Interfaces for drafting reports or content generation.

5. Monitoring and Maintenance

Continuously monitor the system’s performance and refine it as needed:

Regularly update the database with up-to-date documents.
Track user feedback to improve system responses.
Refine workflows or prompts for better accuracy.

Balancing ROI and Scalability

A key differentiator between approaches lies in the cost structure. While all models, including custom-built ones, require ongoing operational costs such as API usage or computational resources, the significant upfront training cost of custom models sets them apart drastically. Building a custom model requires significant investment in data science expertise, time, and GPU resources, making it a feasible option only for organisations with substantial budgets and specialised needs.

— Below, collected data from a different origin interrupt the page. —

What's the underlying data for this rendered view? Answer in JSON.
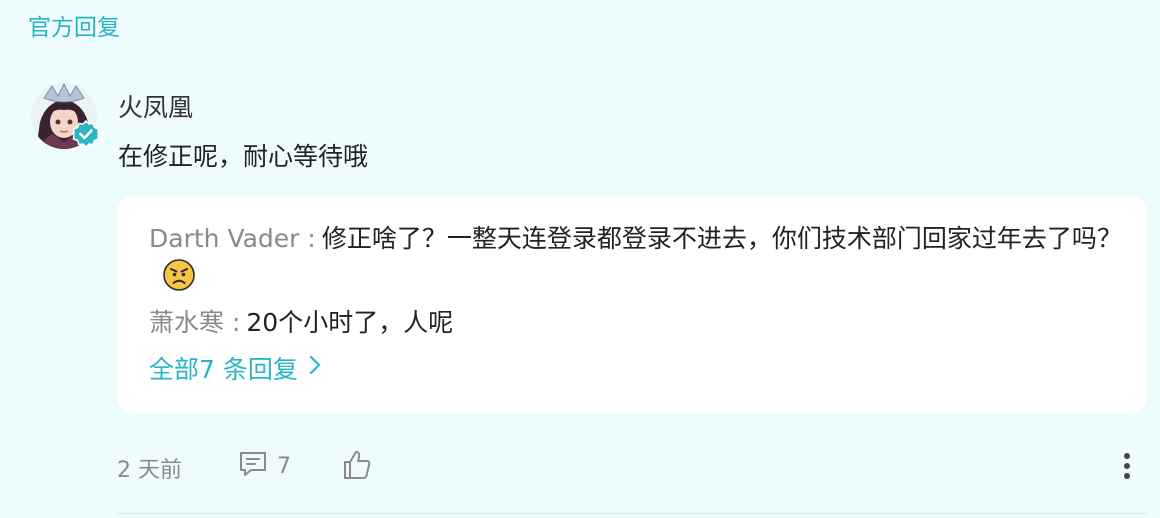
{
  "section": {
    "label": "官方回复"
  },
  "comment": {
    "author": "火凤凰",
    "text": "在修正呢，耐心等待哦",
    "replies": [
      {
        "author": "Darth Vader",
        "separator": ":",
        "text": "修正啥了？一整天连登录都登录不进去，你们技术部门回家过年去了吗？",
        "emoji": "angry-face-emoji"
      },
      {
        "author": "萧水寒",
        "separator": ":",
        "text": "20个小时了，人呢"
      }
    ],
    "all_replies_label": "全部7 条回复",
    "timestamp": "2 天前",
    "comment_count": "7"
  },
  "colors": {
    "background": "#eefcfd",
    "accent": "#2bb4c6",
    "muted": "#8a8a8a",
    "card": "#ffffff"
  },
  "icons": {
    "verified": "check-badge-icon",
    "comment": "speech-bubble-icon",
    "like": "thumbs-up-icon",
    "more": "vertical-ellipsis-icon",
    "chevron": "chevron-right-icon"
  }
}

RAG, by contrast, avoids these training costs as it leverages pre-trained models. According to a recent analysis by AdaSci, the operational costs of a RAG pipeline primarily stem from embedding generation, database maintenance, and LLM API calls. These costs vary significantly depending on the scale of implementation and usage.

Affordable AI for SMEs

As seen with Otto Group and Walmart, AI tools are revolutionising workplaces by saving time and enhancing efficiency. It allows SMEs, for the first time, to keep up with large organisations by leveraging AI to boost efficiency and drive growth.